DALLAS (NCBWA) – The National Collegiate Baseball Writers Association released its National Player of the Week awards for the period ending March 5. Louisiana Tech senior third baseman Chase Lunceford was named National Hitter of the Week, while Radford senior right-handed pitcher Danny Hrbek and Kansas State senior left-handed pitcher Parker Rigler were named National Pitchers of the Week. The NCBWA Board reviews candidates from each Division I Conference each week and names winners each Tuesday throughout the season.
Lunceford helped Louisiana Tech improve to 11-1 on the season after batting .421 (8-for-19) with at least one RBI in all five games during a 4-1 week. The Clinton, Mississippi, native had three multi-RBI outings as well as three multiple-hit games, scoring seven runs. Lunceford doubled twice in the win over No. 20 Arkansas and hit three total home runs on the week, including becoming the first Louisiana Tech player to hit multiple home runs in a game in over two years during Sunday’s series-ending sweep of previously undefeated Wichita State.

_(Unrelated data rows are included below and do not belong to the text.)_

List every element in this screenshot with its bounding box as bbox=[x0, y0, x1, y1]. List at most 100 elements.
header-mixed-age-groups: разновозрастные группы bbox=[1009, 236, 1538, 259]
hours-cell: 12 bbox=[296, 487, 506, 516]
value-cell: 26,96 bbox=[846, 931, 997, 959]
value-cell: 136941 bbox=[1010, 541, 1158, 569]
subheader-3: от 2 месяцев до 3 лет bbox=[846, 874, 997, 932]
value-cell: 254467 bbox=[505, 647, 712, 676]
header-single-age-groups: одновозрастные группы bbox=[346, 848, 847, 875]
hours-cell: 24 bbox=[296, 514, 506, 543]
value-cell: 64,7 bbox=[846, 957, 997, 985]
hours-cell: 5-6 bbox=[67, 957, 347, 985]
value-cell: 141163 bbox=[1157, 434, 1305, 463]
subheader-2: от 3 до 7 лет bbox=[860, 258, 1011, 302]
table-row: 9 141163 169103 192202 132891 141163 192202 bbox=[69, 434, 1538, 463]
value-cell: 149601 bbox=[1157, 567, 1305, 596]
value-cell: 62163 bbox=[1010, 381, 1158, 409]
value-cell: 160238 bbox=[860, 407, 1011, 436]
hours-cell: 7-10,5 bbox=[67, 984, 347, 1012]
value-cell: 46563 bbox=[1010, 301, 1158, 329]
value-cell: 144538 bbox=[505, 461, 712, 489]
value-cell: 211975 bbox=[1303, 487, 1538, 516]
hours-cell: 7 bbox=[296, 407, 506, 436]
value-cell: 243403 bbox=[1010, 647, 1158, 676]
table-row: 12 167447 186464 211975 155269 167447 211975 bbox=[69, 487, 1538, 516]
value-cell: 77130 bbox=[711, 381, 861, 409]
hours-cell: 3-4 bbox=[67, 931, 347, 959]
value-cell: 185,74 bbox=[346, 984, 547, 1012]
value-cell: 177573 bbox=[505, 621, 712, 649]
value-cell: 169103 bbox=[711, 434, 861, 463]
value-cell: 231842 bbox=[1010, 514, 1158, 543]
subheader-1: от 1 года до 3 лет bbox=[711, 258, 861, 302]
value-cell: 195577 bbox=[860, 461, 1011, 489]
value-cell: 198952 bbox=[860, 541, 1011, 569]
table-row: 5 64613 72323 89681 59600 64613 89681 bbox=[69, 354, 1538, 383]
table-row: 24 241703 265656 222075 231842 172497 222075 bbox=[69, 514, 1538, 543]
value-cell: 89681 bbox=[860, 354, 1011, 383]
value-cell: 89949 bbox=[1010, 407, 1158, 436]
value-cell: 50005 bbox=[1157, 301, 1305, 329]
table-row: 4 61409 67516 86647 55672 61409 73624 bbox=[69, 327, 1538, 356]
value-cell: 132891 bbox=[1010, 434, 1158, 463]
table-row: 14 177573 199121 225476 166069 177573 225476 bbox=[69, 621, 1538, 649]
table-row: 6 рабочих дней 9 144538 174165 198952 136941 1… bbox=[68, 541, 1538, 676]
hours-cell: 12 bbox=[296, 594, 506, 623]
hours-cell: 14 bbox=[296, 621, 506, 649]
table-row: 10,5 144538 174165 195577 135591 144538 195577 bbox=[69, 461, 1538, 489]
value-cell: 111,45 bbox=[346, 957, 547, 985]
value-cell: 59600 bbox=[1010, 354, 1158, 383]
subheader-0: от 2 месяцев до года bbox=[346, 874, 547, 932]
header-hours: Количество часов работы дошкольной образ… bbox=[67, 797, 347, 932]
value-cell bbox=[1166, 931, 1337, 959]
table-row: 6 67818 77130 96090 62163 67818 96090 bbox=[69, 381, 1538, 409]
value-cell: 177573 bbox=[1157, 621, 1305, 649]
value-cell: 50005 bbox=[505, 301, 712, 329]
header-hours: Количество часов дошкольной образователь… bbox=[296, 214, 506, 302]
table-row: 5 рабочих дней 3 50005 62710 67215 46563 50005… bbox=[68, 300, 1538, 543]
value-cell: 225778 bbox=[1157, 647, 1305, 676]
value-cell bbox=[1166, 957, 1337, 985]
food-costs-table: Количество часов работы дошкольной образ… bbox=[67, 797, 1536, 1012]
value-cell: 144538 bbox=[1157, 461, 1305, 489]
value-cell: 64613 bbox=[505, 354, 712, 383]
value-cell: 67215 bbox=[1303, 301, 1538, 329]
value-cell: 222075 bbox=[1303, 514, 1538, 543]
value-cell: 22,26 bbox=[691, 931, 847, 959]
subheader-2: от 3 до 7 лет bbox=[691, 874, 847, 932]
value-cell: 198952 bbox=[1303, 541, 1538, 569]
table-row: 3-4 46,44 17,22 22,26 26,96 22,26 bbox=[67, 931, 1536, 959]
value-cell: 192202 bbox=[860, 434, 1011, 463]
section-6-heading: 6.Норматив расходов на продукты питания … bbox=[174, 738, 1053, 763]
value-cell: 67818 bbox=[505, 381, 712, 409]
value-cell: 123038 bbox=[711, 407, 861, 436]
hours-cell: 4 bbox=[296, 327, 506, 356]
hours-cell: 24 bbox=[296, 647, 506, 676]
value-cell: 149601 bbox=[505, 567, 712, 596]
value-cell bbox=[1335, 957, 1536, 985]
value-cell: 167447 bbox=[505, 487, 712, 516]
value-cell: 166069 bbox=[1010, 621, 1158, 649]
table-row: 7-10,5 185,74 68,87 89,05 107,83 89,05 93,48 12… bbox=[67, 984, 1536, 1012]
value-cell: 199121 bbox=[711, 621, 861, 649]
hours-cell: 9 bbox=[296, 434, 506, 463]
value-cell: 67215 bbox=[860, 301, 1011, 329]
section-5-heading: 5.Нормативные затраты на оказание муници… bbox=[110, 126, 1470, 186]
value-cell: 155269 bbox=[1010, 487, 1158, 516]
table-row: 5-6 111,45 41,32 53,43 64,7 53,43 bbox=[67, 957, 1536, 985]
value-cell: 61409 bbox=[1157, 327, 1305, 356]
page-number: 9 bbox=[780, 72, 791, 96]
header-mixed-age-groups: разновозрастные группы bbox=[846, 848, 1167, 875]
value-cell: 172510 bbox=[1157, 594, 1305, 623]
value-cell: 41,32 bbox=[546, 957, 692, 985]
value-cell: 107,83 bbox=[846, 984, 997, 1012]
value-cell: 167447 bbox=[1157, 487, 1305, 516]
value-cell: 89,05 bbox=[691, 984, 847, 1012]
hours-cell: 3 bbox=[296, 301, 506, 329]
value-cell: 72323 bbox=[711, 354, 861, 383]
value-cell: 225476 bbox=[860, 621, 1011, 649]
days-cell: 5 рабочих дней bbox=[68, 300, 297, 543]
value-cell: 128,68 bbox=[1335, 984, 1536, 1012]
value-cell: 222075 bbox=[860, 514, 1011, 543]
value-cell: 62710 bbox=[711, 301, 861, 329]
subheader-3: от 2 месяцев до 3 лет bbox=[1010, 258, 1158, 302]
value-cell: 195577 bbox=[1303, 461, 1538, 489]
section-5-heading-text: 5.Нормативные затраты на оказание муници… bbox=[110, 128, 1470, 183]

Lunceford also drew a pair of walks.
Hrbek tossed the first nine-inning no-hitter in Radford baseball history and fourth in program history, which includes two seven-inning no hitters and one rain-shortened five-inning game. He totaled a career-high eight strikeouts, yielding no walks, facing just one batter over the minimum. In the nine innings, Hrbek had three innings of two-plus strikeouts, throwing only 88 pitches in the contest that included 63 strikes. The only blemish on the day for the Highlanders was a throwing error in the bottom of the first inning. The Effort, Pa. native threw just 17 pitches to retire the final nine Bobcats to cap off the Highlanders’ first no-hitter since Jason Anderson tossed a seven-inning affair against UNC Asheville on April 15, 1995.
Rigler threw Kansas State’s first no-hitter since 1991. The Edmond, Oklahoma, native threw the ninth no-hitter in K-State program history Sunday in a 14-0 decision over Eastern Illinois. He struck out six EIU hitters, walked two and threw 103 pitches en route to his second win of the season. Rigler, a transfer from Cowley College, threw K-State’s first no-hitter since Chris Hmielewski’s five-inning no-hitter of Augustana in 1991.